Maintenant que la rentrée littéraire s’achève enfin, qu’il soit enfin permis de parler d’un écrivain ; rappeler son nom, d’ailleurs, devra suffire, il faut bien – victoire à la hauteur de la bêtise ambiante : qui a encore, dans cette époque exaspérée, de dépasser le nom de l’auteur ?
Commençons néanmoins par les opérateurs de cette reductio ad nominem, car s’ils ne sont pas responsables (les pauvres choux, ils ne savent pas ce qu’ils font !), ils n’en sont pas moins les serviteurs zélés de la machine industrielle – à savoir les journalistes eux-mêmes ; sinon qu’ils se piquent de parler, parfois, d’écrivains.
C’est alors que le bât blesse, car ils se mêlent de ce qui ne les regarde pas.
Alors, une question nous vient aux lèvres : pourquoi ne seraient-ce que les écrivains qui jouiraient du redoutable privilège de se voir conduire au Purgatoire par un public boudeur ? Pourquoi toujours les écrivains ? On répondra bien sûr : parce que les bons gars ont toujours droit à une deuxième chance (or le Purgatoire est une deuxième chance et, sous un certain point de vue, un écrivain est un bon gars : il vaut mieux s’être occupé à être écrivain qu’à avoir été trader, inspecteur de police ou délateur.) Mais à propos d’inspecteur de police, on a tout de même un motif à se demander pourquoi on n’a pas fait subir l’épreuve du Purgatoire aux journalistes, et en particulier aux critiques littéraires : à savoir qu’en plus d’appartenir à la police, ils appartiennent souvent aussi, ou du moins le déclarent, à la corporation des écrivains.

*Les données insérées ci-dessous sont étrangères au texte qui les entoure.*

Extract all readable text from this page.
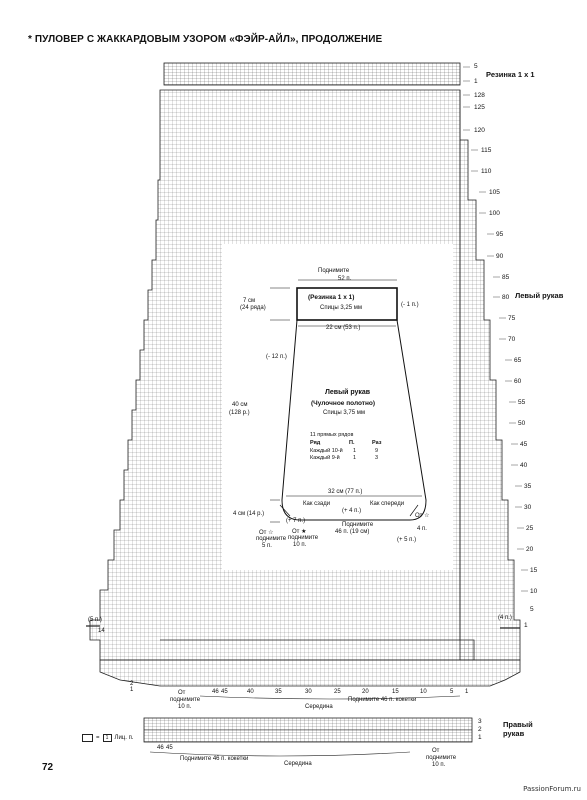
* ПУЛОВЕР С ЖАККАРДОВЫМ УЗОРОМ «ФЭЙР-АЙЛ», ПРОДОЛЖЕНИЕ
5
1
Резинка 1 x 1
128
125
120
115
110
105
100
95
90
85
80 Левый рукав
75
70
65
60
55
50
45
40
35
30
25
20
15
10
5
1
(5 п.)	(4 п.)
14
2
1	46 45	40	35	30	25	20	15	10	5 1
От
поднимите
10 п.	Середина
Поднимите 46 п. кокетки
Правый рукав
3
2
1
46 45	От
поднимите
10 п.
Поднимите 46 п. кокетки
Середина
=	1	Лиц. п.
Поднимите
52 п.
(Резинка 1 x 1)
Спицы 3,25 мм	(- 1 п.)
22 см (53 п.)
7 см
(24 ряда)
(- 12 п.)
40 см
(128 р.)
Левый рукав
(Чулочное полотно)
Спицы 3,75 мм
11 прямых рядов
Ряд	П.	Раз
Каждый 10-й 1	9
Каждый 9-й 1	3
32 см (77 п.)
Как сзади	Как спереди
(+ 4 п.)
(+ 7 п.)
(+ 5 п.)
4 см (14 р.)
От ☆
поднимите
5 п.
От ★
поднимите
10 п.
Поднимите
46 п. (19 см)
От ☆
4 п.
72
PassionForum.ru
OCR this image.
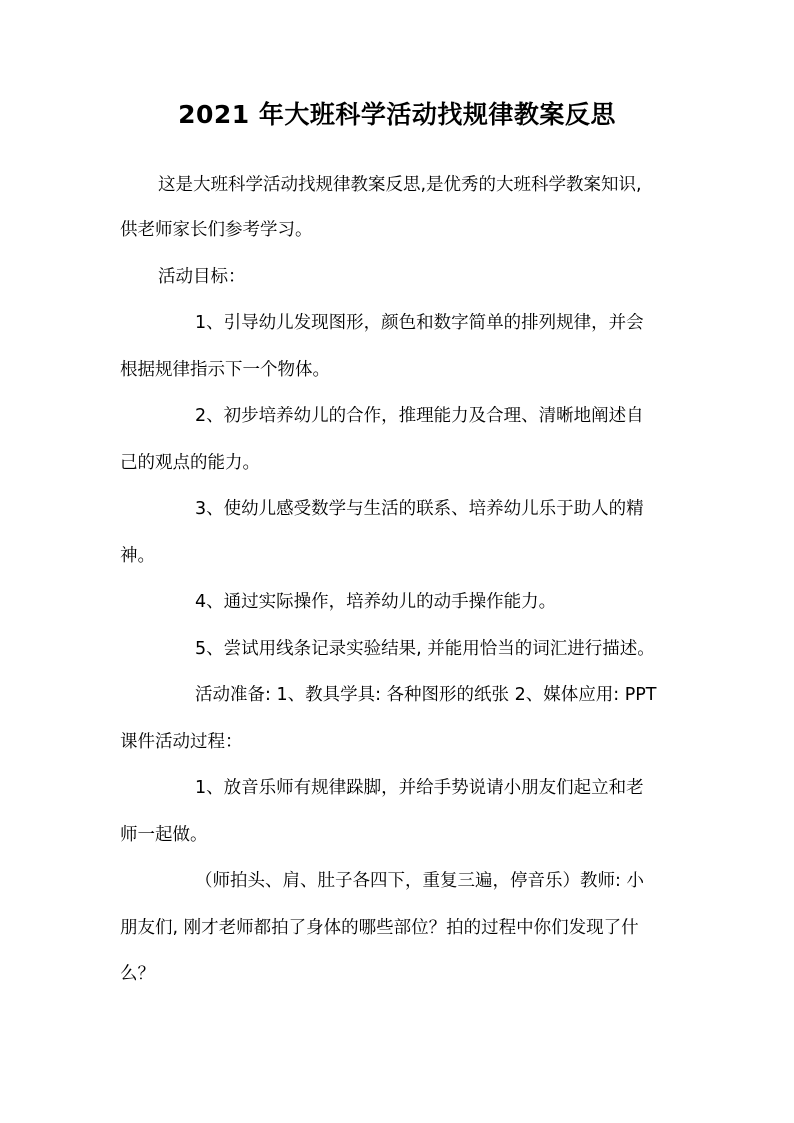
2021 年大班科学活动找规律教案反思

这是大班科学活动找规律教案反思,是优秀的大班科学教案知识,

供老师家长们参考学习。

活动目标：

1、引导幼儿发现图形，颜色和数字简单的排列规律，并会

根据规律指示下一个物体。

2、初步培养幼儿的合作，推理能力及合理、清晰地阐述自

己的观点的能力。

3、使幼儿感受数学与生活的联系、培养幼儿乐于助人的精

神。

4、通过实际操作，培养幼儿的动手操作能力。

5、尝试用线条记录实验结果, 并能用恰当的词汇进行描述。

活动准备: 1、教具学具: 各种图形的纸张 2、媒体应用: PPT

课件活动过程：

1、放音乐师有规律跺脚，并给手势说请小朋友们起立和老

师一起做。

（师拍头、肩、肚子各四下，重复三遍，停音乐）教师: 小

朋友们, 刚才老师都拍了身体的哪些部位？拍的过程中你们发现了什

么？
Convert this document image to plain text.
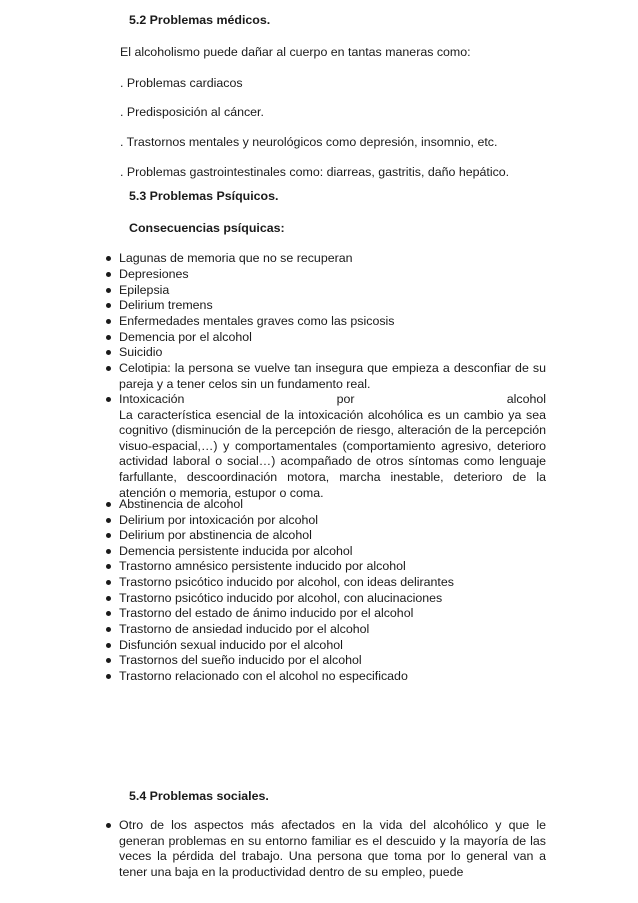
5.2 Problemas médicos.
El alcoholismo puede dañar al cuerpo en tantas maneras como:
. Problemas cardiacos
. Predisposición al cáncer.
. Trastornos mentales y neurológicos como depresión, insomnio, etc.
. Problemas gastrointestinales como: diarreas, gastritis, daño hepático.
5.3 Problemas Psíquicos.
Consecuencias psíquicas:
Lagunas de memoria que no se recuperan
Depresiones
Epilepsia
Delirium tremens
Enfermedades mentales graves como las psicosis
Demencia por el alcohol
Suicidio
Celotipia: la persona se vuelve tan insegura que empieza a desconfiar de su pareja y a tener celos sin un fundamento real.
Intoxicación	por	alcohol
La característica esencial de la intoxicación alcohólica es un cambio ya sea cognitivo (disminución de la percepción de riesgo, alteración de la percepción visuo-espacial,…) y comportamentales (comportamiento agresivo, deterioro actividad laboral o social…) acompañado de otros síntomas como lenguaje farfullante, descoordinación motora, marcha inestable, deterioro de la atención o memoria, estupor o coma.
Abstinencia de alcohol
Delirium por intoxicación por alcohol
Delirium por abstinencia de alcohol
Demencia persistente inducida por alcohol
Trastorno amnésico persistente inducido por alcohol
Trastorno psicótico inducido por alcohol, con ideas delirantes
Trastorno psicótico inducido por alcohol, con alucinaciones
Trastorno del estado de ánimo inducido por el alcohol
Trastorno de ansiedad inducido por el alcohol
Disfunción sexual inducido por el alcohol
Trastornos del sueño inducido por el alcohol
Trastorno relacionado con el alcohol no especificado
5.4 Problemas sociales.
Otro de los aspectos más afectados en la vida del alcohólico y que le generan problemas en su entorno familiar es el descuido y la mayoría de las veces la pérdida del trabajo. Una persona que toma por lo general van a tener una baja en la productividad dentro de su empleo, puede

On objectera qu’à l’instar de tout ce qui n’est rien, un critique littéraire ira directement en enfer, lequel n’est précisément, pour les Juifs qui en savent quelque chose, rien – ce qu’on appelle le Cheol, soit la destruction de l’âme. Alors bien sûr, on se prend à pester, en hurlant que tout de même, c’est « dégueulasse » – (sic, car je cite l’article que je m’en vais citer), et que les pires de tous, ceux qui sont voués à l’enfer, pourraient tout de même se faire couper en tranches fines, ou hacher menu, ou bouillir dans de l’huile de ricin bouillante, avant de se faire annihiler. C’est ainsi que le petit Dante, grand gamin devant l’Eternel, s’est amusé à broder toutes sortes de châtiments purgatoriaux (ou purgatifs) pour les damnés, avant de leur faire boire le bouillon définitif du néant dont il s’est, par là même, bien gardé (se payant, au passage, un défilé de personnages dispensables tout ce qu’il y a de journalistique.)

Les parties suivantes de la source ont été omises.